Epithelial cell transforming sequence 2 (ECT2), a guanine nucleotide exchange factor, is predominantly localized in the nucleus of non-transformed cells and functions to regulate cytokinesis. ECT2 is also localized in the cytoplasm of cancer cells. Aberrant cytoplasmic expression of ECT2 is thought to drive tumor growth and invasion. In this study, we investigated the cytoplasmic expression of ECT2 and its prognostic and biological significance in lung adenocarcinoma. Western blotting of cellular fractions from the nucleus and cytoplasm was performed to determine the subcellular localization of ECT2 in lung adenocarcinoma cell lines. The cytoplasmic expression of ECT2 in 167 lung adenocarcinomas was evaluated by immunohistochemistry and its clinical significance was examined using Kaplan-Meier curves and Cox regression analysis. Scraping cytology specimens of 13 fresh lung adenocarcinomas were used to assess the subcellular localization of ECT2 and its phosphorylation at Thr790 (P-ECT2(T790)). We found that ECT2 was localized in both the nucleus and cytoplasm of lung adenocarcinoma cell lines and tumor tissues.

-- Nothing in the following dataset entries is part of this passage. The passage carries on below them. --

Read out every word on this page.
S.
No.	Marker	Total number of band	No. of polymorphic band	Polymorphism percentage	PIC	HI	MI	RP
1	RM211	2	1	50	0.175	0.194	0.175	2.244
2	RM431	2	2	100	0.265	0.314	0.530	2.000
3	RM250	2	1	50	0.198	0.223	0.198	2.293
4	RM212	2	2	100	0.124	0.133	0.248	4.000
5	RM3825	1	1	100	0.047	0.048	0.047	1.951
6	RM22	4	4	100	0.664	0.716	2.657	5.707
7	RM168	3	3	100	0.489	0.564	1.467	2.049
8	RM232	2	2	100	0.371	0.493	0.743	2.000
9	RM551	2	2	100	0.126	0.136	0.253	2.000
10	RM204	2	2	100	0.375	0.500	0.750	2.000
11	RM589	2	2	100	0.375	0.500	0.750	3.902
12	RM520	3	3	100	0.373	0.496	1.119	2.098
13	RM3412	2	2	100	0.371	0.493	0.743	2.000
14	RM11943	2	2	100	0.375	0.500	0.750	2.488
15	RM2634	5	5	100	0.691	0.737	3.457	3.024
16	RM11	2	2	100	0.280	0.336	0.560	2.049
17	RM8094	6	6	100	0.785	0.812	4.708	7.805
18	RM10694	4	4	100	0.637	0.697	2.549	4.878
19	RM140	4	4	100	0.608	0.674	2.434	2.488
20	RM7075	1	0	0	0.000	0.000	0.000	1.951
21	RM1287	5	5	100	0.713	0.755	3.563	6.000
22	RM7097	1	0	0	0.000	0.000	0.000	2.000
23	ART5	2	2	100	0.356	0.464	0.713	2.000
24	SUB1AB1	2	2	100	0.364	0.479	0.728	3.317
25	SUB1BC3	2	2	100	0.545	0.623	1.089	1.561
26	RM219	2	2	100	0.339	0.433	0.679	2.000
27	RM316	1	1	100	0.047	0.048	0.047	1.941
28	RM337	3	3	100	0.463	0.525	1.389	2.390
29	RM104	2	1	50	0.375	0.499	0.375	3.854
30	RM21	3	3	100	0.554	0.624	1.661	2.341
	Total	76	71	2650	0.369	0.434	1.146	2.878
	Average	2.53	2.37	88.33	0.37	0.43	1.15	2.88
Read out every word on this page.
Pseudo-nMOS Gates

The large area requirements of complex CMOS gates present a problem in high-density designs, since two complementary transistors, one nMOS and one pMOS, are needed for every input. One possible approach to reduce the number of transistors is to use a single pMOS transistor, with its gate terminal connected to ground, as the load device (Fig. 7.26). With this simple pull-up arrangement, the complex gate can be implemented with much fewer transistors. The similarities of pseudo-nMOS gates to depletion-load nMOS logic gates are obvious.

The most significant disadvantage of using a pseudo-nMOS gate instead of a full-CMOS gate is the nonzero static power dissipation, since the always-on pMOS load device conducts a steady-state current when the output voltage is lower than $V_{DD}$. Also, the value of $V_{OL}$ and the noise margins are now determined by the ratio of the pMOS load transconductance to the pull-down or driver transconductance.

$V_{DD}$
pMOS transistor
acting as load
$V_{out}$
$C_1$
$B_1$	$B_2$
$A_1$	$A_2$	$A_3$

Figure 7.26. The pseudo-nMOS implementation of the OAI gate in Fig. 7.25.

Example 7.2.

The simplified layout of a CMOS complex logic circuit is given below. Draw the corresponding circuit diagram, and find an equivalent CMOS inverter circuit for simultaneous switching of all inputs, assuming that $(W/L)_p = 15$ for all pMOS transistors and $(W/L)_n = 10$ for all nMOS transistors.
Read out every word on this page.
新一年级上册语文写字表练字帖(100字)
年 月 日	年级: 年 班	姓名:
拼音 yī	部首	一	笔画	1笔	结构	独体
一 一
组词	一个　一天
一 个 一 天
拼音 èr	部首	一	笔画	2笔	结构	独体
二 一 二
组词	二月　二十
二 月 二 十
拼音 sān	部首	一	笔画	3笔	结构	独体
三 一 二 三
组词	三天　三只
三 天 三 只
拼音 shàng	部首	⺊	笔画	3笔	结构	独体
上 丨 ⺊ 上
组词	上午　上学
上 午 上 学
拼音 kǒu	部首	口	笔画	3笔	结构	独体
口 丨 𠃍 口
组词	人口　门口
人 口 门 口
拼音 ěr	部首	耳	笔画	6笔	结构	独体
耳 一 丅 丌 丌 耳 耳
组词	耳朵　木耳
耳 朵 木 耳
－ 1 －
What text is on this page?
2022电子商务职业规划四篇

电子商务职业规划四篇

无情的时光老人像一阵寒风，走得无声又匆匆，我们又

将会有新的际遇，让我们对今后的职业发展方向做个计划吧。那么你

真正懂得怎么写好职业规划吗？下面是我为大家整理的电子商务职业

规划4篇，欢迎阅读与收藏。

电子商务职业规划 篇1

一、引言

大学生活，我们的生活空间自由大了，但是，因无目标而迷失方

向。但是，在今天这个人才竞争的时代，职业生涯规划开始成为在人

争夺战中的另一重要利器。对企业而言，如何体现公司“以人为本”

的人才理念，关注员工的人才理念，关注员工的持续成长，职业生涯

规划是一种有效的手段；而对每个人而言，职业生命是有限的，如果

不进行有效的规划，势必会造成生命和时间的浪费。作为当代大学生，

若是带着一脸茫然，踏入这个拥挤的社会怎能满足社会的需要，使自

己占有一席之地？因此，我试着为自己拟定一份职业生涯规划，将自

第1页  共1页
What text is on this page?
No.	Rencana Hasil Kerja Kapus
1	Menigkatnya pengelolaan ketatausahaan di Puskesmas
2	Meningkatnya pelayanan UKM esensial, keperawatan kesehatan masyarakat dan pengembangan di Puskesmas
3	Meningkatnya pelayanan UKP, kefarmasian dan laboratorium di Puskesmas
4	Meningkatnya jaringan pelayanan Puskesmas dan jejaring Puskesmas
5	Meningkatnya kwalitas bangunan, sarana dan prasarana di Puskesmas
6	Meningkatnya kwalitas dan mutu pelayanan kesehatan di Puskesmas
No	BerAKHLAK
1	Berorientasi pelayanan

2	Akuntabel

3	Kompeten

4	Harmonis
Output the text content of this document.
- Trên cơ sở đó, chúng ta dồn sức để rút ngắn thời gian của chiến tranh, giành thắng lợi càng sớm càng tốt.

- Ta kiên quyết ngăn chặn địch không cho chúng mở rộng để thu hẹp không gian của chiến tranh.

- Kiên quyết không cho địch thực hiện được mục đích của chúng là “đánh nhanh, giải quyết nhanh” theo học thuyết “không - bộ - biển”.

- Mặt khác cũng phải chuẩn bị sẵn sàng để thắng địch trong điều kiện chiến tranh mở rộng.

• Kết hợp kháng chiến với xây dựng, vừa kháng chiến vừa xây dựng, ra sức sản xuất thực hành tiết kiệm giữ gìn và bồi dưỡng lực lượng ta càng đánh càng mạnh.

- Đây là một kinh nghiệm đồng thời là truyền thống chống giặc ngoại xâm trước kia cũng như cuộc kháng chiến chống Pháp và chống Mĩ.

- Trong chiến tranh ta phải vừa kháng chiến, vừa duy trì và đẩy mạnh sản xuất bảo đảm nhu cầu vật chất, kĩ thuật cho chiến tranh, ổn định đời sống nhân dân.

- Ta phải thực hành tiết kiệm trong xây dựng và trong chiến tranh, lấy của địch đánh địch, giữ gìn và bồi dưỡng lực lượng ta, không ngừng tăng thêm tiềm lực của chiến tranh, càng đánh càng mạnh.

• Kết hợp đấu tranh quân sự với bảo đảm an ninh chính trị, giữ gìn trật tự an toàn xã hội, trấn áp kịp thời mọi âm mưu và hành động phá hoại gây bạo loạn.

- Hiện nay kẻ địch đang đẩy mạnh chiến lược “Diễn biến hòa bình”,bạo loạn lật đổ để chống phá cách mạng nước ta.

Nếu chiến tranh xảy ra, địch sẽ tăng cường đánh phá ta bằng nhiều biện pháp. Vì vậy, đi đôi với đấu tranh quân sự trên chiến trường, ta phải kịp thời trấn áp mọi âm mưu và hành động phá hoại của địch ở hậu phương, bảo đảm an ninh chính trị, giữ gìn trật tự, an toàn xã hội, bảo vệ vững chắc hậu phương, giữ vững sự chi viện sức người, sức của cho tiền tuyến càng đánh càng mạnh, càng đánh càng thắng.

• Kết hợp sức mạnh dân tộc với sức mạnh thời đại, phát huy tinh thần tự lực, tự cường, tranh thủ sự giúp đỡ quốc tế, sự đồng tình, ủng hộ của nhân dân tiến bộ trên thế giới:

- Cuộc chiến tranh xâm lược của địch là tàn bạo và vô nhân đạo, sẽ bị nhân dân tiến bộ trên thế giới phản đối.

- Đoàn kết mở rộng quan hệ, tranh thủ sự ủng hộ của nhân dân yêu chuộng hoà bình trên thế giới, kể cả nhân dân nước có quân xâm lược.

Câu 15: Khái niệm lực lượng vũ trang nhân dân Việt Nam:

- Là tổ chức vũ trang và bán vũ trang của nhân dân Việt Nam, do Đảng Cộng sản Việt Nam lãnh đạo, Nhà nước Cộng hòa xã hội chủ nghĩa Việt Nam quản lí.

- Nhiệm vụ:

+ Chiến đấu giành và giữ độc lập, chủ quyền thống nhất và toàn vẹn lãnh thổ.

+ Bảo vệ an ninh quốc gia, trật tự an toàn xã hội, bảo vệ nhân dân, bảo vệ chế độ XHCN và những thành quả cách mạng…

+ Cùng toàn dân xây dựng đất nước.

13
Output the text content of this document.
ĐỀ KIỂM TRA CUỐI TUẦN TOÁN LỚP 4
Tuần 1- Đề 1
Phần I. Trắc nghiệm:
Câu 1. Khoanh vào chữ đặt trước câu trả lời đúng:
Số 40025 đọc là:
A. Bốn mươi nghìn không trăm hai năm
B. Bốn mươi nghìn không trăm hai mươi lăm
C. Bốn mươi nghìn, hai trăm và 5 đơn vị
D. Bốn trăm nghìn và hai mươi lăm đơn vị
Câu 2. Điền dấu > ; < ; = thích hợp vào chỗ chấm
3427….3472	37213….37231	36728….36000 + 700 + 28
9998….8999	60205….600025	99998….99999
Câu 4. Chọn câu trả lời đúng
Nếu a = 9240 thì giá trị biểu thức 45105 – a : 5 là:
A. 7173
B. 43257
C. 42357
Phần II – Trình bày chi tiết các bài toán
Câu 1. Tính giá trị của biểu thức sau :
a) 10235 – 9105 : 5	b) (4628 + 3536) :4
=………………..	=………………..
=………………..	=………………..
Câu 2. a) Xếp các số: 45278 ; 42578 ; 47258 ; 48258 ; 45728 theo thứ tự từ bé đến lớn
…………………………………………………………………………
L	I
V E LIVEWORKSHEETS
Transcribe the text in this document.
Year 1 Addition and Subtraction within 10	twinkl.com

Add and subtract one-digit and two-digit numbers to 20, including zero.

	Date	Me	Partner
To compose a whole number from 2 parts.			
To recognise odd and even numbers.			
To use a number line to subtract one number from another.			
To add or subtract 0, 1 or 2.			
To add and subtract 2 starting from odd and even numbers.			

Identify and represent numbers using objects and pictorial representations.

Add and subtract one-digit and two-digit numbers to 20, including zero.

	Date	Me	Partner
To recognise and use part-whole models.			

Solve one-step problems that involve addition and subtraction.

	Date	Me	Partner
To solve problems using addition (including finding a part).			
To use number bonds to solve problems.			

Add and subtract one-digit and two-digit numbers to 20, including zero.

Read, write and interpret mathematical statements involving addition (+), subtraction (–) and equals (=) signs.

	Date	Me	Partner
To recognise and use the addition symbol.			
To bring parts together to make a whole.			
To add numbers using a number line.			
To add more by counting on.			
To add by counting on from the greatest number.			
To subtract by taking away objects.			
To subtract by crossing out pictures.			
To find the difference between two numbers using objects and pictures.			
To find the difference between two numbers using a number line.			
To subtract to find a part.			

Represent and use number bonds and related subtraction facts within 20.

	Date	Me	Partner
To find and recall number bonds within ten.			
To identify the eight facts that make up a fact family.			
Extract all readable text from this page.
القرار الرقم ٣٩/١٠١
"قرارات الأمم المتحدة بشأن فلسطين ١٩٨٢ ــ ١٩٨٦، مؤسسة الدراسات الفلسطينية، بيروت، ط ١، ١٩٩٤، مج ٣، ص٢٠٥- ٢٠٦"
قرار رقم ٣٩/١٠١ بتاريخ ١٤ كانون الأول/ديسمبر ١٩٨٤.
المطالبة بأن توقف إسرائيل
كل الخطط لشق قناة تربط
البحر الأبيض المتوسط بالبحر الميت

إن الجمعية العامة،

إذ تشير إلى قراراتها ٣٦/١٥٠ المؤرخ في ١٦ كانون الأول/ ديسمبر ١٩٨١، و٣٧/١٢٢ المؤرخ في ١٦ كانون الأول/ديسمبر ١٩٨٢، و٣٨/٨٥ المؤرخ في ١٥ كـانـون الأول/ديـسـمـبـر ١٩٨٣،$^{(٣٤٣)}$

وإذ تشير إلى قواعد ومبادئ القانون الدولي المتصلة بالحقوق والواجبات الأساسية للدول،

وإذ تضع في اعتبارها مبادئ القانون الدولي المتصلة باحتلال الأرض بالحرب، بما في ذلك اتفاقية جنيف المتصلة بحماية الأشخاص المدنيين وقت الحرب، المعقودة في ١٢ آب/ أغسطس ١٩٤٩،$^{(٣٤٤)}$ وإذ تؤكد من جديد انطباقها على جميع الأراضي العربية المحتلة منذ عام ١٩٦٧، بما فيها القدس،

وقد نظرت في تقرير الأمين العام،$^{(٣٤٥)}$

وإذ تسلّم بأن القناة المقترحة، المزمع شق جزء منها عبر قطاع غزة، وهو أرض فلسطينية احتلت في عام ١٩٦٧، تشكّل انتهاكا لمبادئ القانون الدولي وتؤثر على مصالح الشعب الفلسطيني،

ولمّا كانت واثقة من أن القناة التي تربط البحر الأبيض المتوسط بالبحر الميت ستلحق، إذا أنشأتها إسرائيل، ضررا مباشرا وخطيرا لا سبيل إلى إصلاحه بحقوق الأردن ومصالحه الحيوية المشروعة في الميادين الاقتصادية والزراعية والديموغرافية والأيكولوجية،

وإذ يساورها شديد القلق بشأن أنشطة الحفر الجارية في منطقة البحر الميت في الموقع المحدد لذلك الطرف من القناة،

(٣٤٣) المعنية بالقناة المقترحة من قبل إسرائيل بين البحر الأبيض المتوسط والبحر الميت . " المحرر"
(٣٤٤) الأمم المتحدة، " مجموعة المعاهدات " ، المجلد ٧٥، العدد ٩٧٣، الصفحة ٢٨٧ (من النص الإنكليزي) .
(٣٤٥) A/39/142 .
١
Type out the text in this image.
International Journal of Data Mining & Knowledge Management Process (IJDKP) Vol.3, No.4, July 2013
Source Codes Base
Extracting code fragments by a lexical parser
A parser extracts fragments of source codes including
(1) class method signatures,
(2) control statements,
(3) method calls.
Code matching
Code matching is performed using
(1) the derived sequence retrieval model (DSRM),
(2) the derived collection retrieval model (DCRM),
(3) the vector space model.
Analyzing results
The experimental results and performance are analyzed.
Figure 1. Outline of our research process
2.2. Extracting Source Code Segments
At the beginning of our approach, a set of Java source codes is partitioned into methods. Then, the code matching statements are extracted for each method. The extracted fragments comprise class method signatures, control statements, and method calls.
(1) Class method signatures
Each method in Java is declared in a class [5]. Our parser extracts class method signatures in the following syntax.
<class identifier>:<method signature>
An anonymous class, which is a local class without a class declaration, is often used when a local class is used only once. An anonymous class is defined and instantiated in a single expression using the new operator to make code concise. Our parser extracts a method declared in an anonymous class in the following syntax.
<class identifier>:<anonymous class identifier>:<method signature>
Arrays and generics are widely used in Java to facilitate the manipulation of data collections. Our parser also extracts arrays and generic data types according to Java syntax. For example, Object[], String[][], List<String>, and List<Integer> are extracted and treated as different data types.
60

Cytoplasmic expression of ECT2 was detected by immunohistochemistry in 83 (50%) of the lung adenocarcinomas, and was found to increase during cancer progression. It was expressed in 30 (29%) small adenocarcinomas ( ≤ 2 cm in diameter) and 53 (82%) advanced adenocarcinomas ( > 2 cm in diameter). Cytoplasmic positivity for ECT2 was associated with a poor outcome in terms of both disease-free and overall survival (both P < 0.001), and was an independent prognostic factor for overall survival (P = 0.025). Immunocytochemical staining for P-ECT2(T790) demonstrated cytoplasmic and membrane positivity in Calu-3 cells and scraping cytology specimens. Positive P-ECT2(T790) staining was correlated with cytoplasmic ECT2 expression in 6 of 13 scraped cytology specimens tested. In conclusion, our findings indicate that cytoplasmic ECT2 expression could promote the malignant progression of lung adenocarcinoma and may represent a potent therapeutic target for patients with lung adenocarcinoma.